Perry Seibert of AllMovie also praised the film, writing: "The screenwriting trio fill the movie with long, discursive conversations (there are only two scenes in the first 20 minutes) that feel utterly improvised when they are performed, but are far too deftly structured to be anything other than the work of consummate artists." Eric Kohn, in Indiewire, gave the film a rave review, adding it to his list of Top 10 Films of 2013 and writing, "With Before Midnight, Richard Linklater has completed one of the finest movie trilogies of all time." Peter Bradshaw of The Guardian called the film "intimate and intelligent".

==Accolades==

Linklater, Delpy, and Hawke won the AARP Movies for Grownups Award for Best Screenwriter, the Hollywood Screenwriter Award, and the National Society of Film Critics Award for Best Screenplay. The film won three Women Film Critics Circle Awards and was nominated for the Bodil Award for Best English Language Film, the Gotham Independent Film Award for Best Feature, the Robert Award for Best English Language Film, and the Silver Condor Award for Best Foreign Film. The screenplay also received nominations at the Academy Awards, the Critics' Choice Awards, the Film Independent Spirit Awards, and the Writers Guild of America Awards. Delpy was additionally nominated for the Alliance of Women Film Journalists Award for Best Woman Screenwriter and the Golden Globe Award for Best Actress in a Motion Picture – Musical or Comedy.

===Top ten lists===
According to Metacritic, the film appeared on the following critics' top 10 lists of 2013.

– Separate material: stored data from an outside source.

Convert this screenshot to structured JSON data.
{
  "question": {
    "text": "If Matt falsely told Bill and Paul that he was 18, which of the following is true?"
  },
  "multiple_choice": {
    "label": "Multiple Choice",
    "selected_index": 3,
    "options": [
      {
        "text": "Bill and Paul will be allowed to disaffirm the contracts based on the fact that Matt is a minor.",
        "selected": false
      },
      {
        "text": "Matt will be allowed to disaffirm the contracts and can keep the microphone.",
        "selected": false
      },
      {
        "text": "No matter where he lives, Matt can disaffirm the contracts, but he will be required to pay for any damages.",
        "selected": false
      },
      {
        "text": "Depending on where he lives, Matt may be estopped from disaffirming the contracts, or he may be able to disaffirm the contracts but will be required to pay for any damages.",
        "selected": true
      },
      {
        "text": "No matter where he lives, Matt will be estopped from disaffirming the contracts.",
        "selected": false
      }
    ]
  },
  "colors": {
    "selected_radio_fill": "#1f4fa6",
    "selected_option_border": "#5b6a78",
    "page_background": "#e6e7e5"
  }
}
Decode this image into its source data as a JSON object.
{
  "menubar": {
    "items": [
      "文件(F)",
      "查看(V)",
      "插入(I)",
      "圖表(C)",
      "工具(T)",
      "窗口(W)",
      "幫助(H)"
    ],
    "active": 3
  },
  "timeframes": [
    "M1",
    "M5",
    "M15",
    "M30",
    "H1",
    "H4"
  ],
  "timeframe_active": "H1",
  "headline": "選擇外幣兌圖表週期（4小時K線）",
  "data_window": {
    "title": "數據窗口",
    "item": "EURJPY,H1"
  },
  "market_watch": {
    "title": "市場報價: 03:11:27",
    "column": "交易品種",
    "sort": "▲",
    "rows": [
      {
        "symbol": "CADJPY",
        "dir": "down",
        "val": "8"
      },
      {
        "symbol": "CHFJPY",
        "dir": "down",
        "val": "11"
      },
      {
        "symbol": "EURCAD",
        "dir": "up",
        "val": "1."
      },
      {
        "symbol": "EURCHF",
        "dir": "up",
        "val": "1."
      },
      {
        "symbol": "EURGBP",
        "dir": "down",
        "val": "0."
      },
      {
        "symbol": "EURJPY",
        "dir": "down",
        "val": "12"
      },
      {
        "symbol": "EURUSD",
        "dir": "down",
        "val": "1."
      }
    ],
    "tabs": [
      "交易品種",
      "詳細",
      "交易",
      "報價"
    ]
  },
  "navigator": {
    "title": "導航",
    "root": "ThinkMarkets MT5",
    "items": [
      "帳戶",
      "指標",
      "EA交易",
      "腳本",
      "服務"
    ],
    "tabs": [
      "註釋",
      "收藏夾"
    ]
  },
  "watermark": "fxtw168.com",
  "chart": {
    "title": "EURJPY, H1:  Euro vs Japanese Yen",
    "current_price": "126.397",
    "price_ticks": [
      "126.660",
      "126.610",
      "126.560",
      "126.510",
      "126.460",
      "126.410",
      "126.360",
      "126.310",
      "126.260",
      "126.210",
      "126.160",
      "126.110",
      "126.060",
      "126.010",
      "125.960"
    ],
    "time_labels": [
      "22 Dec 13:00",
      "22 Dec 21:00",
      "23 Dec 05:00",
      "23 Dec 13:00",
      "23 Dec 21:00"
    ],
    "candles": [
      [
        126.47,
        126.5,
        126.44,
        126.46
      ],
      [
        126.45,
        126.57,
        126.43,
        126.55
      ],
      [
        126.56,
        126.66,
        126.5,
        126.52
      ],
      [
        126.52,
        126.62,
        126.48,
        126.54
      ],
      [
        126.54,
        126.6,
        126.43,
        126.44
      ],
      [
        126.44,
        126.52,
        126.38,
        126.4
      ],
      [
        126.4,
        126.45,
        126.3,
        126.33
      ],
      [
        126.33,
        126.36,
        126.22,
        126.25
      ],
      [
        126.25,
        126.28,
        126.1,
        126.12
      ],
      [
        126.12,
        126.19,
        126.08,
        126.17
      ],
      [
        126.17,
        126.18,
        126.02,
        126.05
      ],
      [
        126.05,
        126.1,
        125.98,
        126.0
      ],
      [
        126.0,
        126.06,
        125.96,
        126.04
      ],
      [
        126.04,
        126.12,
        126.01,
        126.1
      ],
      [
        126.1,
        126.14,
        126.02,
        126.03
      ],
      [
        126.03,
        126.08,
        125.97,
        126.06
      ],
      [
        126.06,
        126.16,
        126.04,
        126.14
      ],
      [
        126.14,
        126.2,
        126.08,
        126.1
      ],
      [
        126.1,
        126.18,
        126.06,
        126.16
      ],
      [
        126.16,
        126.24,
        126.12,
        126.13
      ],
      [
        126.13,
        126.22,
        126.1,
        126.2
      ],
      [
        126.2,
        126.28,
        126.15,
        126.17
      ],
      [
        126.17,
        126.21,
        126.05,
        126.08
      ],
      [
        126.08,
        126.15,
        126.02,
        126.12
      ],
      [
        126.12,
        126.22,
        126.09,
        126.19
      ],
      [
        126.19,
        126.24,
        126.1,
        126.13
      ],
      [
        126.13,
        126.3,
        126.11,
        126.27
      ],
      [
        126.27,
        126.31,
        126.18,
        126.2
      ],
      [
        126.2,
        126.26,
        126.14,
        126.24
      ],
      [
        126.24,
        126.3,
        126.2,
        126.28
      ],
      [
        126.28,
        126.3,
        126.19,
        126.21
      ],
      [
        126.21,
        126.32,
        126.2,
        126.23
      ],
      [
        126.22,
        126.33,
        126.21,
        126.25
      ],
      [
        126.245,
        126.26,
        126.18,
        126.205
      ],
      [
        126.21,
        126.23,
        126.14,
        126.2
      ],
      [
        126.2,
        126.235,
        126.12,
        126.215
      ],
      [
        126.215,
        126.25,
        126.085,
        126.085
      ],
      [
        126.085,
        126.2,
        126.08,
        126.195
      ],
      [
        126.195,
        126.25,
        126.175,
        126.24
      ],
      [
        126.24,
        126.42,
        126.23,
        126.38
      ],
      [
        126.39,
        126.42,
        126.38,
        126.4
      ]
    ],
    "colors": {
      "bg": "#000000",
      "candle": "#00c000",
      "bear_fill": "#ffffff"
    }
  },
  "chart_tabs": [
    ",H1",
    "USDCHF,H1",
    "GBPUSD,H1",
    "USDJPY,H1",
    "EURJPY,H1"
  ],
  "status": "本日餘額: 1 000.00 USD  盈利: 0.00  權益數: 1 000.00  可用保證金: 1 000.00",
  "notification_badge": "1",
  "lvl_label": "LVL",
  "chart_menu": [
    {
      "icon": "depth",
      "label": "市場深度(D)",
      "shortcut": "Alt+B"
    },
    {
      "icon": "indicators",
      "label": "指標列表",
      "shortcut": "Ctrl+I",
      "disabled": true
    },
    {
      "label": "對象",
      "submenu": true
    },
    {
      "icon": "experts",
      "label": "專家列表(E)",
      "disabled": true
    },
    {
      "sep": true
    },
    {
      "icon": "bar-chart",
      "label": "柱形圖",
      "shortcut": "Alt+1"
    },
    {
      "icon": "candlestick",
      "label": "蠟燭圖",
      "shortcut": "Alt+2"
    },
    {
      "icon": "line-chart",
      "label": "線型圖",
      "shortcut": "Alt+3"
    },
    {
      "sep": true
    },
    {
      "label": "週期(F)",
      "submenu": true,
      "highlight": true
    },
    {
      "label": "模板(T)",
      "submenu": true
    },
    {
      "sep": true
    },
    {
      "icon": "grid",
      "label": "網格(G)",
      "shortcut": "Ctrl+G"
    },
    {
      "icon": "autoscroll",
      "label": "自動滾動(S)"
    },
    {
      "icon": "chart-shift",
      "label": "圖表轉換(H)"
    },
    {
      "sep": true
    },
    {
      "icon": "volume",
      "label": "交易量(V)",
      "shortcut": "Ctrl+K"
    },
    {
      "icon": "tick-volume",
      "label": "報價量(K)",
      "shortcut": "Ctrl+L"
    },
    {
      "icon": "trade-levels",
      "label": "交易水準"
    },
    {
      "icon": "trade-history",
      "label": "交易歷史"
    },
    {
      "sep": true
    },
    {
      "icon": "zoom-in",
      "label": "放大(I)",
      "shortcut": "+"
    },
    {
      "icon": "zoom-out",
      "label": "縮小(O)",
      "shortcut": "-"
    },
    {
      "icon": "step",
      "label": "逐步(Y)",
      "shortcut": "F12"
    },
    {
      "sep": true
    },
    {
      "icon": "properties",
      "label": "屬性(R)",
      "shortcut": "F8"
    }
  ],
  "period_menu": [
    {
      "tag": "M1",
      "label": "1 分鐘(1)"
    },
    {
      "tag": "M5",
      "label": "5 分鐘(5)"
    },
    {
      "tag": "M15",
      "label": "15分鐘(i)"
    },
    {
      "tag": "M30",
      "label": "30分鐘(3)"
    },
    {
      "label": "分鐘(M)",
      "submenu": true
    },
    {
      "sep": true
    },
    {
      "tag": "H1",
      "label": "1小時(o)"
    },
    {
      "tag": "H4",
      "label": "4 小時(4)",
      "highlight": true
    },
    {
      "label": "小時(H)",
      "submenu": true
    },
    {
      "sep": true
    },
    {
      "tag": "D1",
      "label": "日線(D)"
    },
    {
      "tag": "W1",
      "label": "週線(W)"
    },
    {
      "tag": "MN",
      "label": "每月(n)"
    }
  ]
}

- 1st – James Berardinelli, ReelViews
- 1st – The A.V. Club
- 1st – Chris Nashawaty, Entertainment Weekly
- 1st – Stephen Holden, The New York Times
- 1st – Justin Chang, Variety
- 2nd – A.A. Dowd, The A.V. Club
- 2nd – Nick Schager, The A.V. Club
- 2nd – Total Films 50 Best Movies of 2013
- 2nd – E!
- 3rd – Lisa Schwarzbaum, BBC
- 3rd – 3 News
- 3rd – Owen Gleiberman, Entertainment Weekly
- 3rd – Eric Kohn, Indiewire
- 3rd – Film Comments 50 Best Films of 2013
- 4th – Christopher Rosen & Mike Ryan, The Huffington Post
- 4th – Peter Travers, Rolling Stone
- 4th – Kristopher Tapleys, HitFix
- 5th – Robert Gifford, The Diamondback
- 6th – Sam Adams, The A.V. Club
- 6th – Marlow Stern, The Daily Beast
- 6th - Lukas Krycek, Comedian/Film Critic
- 7th – Stephanie Zacharek, The Village Voice
- 7th – Digital Spy
- 8th – Empire
- 8th – Scott MacDonald, The A.V. Club
- 8th – Chris Vognar, The Dallas Morning News
- 11th – Ben Kenigsberg, The A.V. Club
- 12th – Glenn Kenny's 30 Top Films of 2013
- 14th – Ignatiy Vishnevetsky, The A.V. Club
- In alphabetical order – Manohla Dargis, The New York Times
- In alphabetical order – Dana Stevens, Slate
- Best films of 2013 – Peter Bradshaw, The Guardian
- Best movies of the year – David Denby, The New Yorker
- Best movies of 2013 – The Week

The A.V. Club film critics named "The fight" scene the Scene of the Year.